Pensato dall’eternità e rivelatore della bellezza e della grandezza del disegno divino il Santissimo Nome di Gesù esprime la gloria di Dio.
Al Nome Santissimo di Gesù è dedicato un giorno di memoria liturgica, oggi 3 gennaio. Per comprendere l’importanza che gli è attribuita si può far riferimento alle parole del Vangelo di Giovanni, quando il Signore dice: “Qualunque cosa chiederete nel mio nome, io la farò“.
Fin dai primissimi secoli del cristianesimo il Nome di Gesù è venerato: se ne trovano attestazioni già nell’arte paleocristiana anche se il culto liturgico prenderà forma solo tra il XV e XVI secolo.
Maria e Giuseppe, come era stato indicato loro dall’angelo, danno questo nome al Figlio di Dio. Gesù vuol dire “Dio salva“. Il Nuovo Testamento è pieno di passi in cui l’invocazione con fede del nome di Gesù è fonte di salvezza, di remissione dei peccati e di vita eterna.
In ebraico il nome è Yeshu’a, in lingua greca è Iesous e in latino Iesus. La potenza salvifica che deriva dal Nome di Gesù è riportata anche dagli Atti degli Apostoli (4, 12) in cui viene detto “Non vi è altro nome dato agli uomini sotto il cielo nel quale possiamo avere la salvezza” e san Paolo parla del nome nella Lettera ai Romani (10, 12-13) “Chiunque invocherà il nome del Signore sarà salvato“.
Nel suo nome vengono scacciati i demoni, accadono miracoli di guarigione. Nei primi secoli sorgono i primi cristogrammi, ovvero le combinazioni di lettere dell’alfabeto greco o latino per raffigurare in forma abbreviata il nome di Cristo.
Il Vangelo di Luca (10, 17) dice “E i settantadue tornarono pieni di gioia dicendo: Signore, anche i demoni si sottomettono a noi nel tuo nome“. In Matteo (7, 22) è riportato “Signore, non abbiamo noi profetato nel tuo nome e cacciato demoni nel tuo nome e compiuto molti prodigi nel tuo nome?”.
Il Martirologio Romano ricorda la celebre frase in riferimento al Santissimo Nome di Gesù: “il solo in cui, nei cieli, sulla terra e sottoterra, ogni ginocchio si pieghi a gloria della maestà divina“.

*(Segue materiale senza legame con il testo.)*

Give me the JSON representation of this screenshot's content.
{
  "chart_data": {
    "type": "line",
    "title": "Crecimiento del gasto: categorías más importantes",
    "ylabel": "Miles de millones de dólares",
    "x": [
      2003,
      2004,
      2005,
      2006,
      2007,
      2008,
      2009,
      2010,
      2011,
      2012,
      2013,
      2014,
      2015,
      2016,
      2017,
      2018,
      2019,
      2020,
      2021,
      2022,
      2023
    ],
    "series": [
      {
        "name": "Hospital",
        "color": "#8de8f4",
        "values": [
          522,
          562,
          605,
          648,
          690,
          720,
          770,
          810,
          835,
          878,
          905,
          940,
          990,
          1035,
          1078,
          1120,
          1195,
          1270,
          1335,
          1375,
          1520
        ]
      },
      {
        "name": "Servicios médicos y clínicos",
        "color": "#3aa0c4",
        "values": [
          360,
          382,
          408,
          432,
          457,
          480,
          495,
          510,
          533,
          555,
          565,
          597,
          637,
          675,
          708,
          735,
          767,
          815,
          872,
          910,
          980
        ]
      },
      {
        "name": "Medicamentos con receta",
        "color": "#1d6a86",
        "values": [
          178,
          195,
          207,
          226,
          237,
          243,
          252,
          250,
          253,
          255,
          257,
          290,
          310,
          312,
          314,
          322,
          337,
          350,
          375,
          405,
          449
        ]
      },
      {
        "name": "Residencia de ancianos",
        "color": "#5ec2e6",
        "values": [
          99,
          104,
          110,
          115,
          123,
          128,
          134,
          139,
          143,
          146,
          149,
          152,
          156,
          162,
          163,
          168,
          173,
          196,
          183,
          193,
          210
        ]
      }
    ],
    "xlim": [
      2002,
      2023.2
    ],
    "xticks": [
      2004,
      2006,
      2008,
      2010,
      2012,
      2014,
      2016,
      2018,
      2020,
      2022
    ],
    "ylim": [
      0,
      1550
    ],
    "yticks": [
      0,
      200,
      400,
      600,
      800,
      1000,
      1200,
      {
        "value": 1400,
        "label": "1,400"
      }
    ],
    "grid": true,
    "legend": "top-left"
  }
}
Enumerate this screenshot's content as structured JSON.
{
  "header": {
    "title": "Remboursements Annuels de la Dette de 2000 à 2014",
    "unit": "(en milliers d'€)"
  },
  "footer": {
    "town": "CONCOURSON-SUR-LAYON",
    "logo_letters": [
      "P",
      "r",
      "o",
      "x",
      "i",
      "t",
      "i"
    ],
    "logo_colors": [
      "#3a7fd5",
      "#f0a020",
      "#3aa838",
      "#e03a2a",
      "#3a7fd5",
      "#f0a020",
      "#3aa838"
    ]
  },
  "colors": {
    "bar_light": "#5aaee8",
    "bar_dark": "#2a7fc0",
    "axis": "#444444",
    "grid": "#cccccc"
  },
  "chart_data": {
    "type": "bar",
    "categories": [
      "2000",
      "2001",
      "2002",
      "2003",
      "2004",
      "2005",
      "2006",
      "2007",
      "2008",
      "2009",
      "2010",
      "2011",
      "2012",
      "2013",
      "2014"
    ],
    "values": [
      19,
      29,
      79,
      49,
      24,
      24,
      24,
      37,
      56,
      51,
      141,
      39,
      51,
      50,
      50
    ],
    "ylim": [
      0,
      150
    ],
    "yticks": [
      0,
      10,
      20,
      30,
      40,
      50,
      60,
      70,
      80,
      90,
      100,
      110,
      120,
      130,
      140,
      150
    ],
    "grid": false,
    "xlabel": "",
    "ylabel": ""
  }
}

San Bernardino da Siena, frate francescano, nel XV secolo ideò il trigramma IHS dando così un forte impulso al culto. Il cristogramma JHS (o IHS), composto con le prime due lettere e l’ultima del nome di Gesù in greco, entrò a far parte dell’iconografia comune e popolare e divenne di grande familiarità per tutti i fedeli.
Nel 1530 papa Clemente VII diede l’autorizzazione all’ordine francescano di recitare l’Ufficio del santo Nome di Gesù. Il trigramma fu ripreso dalla Compagnia di Gesù che lo adoperò come emblema. Anche santa Giovanna d’Arco volle ricamarlo sul suo stendardo. Poi, nel 1721 papa Innocenzo XIII stabilì la memoria liturgica estesa a tutta la Chiesa.
La data del 3 gennaio era stata eliminata nel corso degli anni ’70 del secolo scorso, ma è stata ripristinata da papa san Giovanni Paolo II che decise di reinserirla all’interno del Martirologio Romano.
La devozione comprendeva il bacio ad una tavoletta di legno su cui era inciso il trigramma come espressione di amore e adorazione. Il trigramma era raffigurato al centro di un sole su sfondo azzurro e 12 raggi. La simbologia è ben precisa: il significato dei raggi era espresso in una litania.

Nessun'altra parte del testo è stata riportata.